In erster Linie gilt die Unterstützung den Landwirten, die aufgrund der schlechten Ernte Futter hinzukaufen müssen und dadurch in ihrer Existenz bedroht sind. Diese Liquiditätsfälle gelte es abzufangen, erklärt dazu der Angelmodder und frühere Kreislandwirt Heinz Georg Buddenbäumer , der die Entscheidung der Agrarministerin begrüßt. Buddenbäumer zeigt aber auch durchaus Verständnis dafür, dass die Ministerin solange mit ihrer Zusage gewartet hat, bis eine definitive Erntebilanz auf dem Tisch liegt. Die schon zu einem früheren Zeitpunkt von Bauernpräsident Joachim Rukwied geforderte Unterstützung hält Buddenbäumer deshalb für nicht unbedingt angebracht.

„Die Landwirtschaft muss mit Höhen und Tiefen leben. Das ist klar“, sagt Buddenbäumer. Um so mehr halte er es für wichtig, dass es für die Landwirte verstärkt die Möglichkeit geben müsste, finanzielle Rückstellungen bilden zu können. Mit einem Ertragsrückgang von 30 Prozent muss bei der Ernte von Futtermitteln gerechnet werden, zu denen wie Buddenbäuer sagt, der Mais mit einem Anteil von 90 Prozent gehört. Was sich auch auf den Äckern in Münsters Südosten deutlich widerspiegelt. So weiß Landwirt Buddenbäumer von die Betroffenheit der Höfe um ihn herum, in die auch er selbst involviert ist. Er habe eines seiner Maisfelder bereits abgeerntet und als Futter an einen Landwirt mit großen Fütterungsproblemen verkauft. Anderweitig sei der Mais nicht mehr zu gebrauchen gewesen..

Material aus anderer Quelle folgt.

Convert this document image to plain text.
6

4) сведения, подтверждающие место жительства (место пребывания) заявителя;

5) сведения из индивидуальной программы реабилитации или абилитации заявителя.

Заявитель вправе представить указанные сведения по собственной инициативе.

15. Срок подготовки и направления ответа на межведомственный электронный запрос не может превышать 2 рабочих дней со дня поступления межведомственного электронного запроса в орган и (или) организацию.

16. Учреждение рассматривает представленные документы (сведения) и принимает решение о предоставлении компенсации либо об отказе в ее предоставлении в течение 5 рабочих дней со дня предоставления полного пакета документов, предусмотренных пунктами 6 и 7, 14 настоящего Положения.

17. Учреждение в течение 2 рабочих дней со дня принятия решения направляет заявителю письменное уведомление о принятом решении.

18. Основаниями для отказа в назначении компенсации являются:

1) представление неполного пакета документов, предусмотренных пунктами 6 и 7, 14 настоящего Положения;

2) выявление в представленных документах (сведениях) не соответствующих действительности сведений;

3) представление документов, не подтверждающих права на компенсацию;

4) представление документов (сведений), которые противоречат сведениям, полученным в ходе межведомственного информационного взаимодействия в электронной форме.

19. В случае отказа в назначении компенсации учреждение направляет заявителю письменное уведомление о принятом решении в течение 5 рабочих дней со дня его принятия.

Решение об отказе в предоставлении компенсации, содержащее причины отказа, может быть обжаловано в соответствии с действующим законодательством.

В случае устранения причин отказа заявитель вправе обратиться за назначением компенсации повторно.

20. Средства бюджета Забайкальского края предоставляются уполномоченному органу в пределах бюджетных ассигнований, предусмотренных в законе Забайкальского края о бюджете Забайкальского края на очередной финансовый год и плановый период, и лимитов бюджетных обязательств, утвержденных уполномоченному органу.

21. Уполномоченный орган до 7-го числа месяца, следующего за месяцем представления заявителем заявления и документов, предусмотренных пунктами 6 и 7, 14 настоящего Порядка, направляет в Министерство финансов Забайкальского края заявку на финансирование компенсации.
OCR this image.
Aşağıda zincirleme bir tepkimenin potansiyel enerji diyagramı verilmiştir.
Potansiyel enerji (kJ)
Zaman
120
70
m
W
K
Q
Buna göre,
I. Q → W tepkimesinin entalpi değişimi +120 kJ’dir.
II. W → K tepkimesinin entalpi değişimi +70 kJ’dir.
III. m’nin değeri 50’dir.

Buddenbäumer betont die Notwendigkeit, von Seiten der Landwirtschaft verstärkt Vorkehrungen zum Erhalt der Ressourcen zu treffen. „Wir haben schon einiges Grundlegendes getan“, so der Angelmodder, der Münster und seine nähere Umgebung als eine „reiche Region“ bezeichnet, die mit vielen guten Beispielen schon voran gegangen sei.

Ähnliches zu leisten, könne dagegen von den ärmeren Regionen nicht verlangt werden. „Dass wir damit eine gewisse Verantwortung in dieser Situation übernehmen ist klar und wohl auch selbstverständlich“, erklärt Buddenbäumer dazu.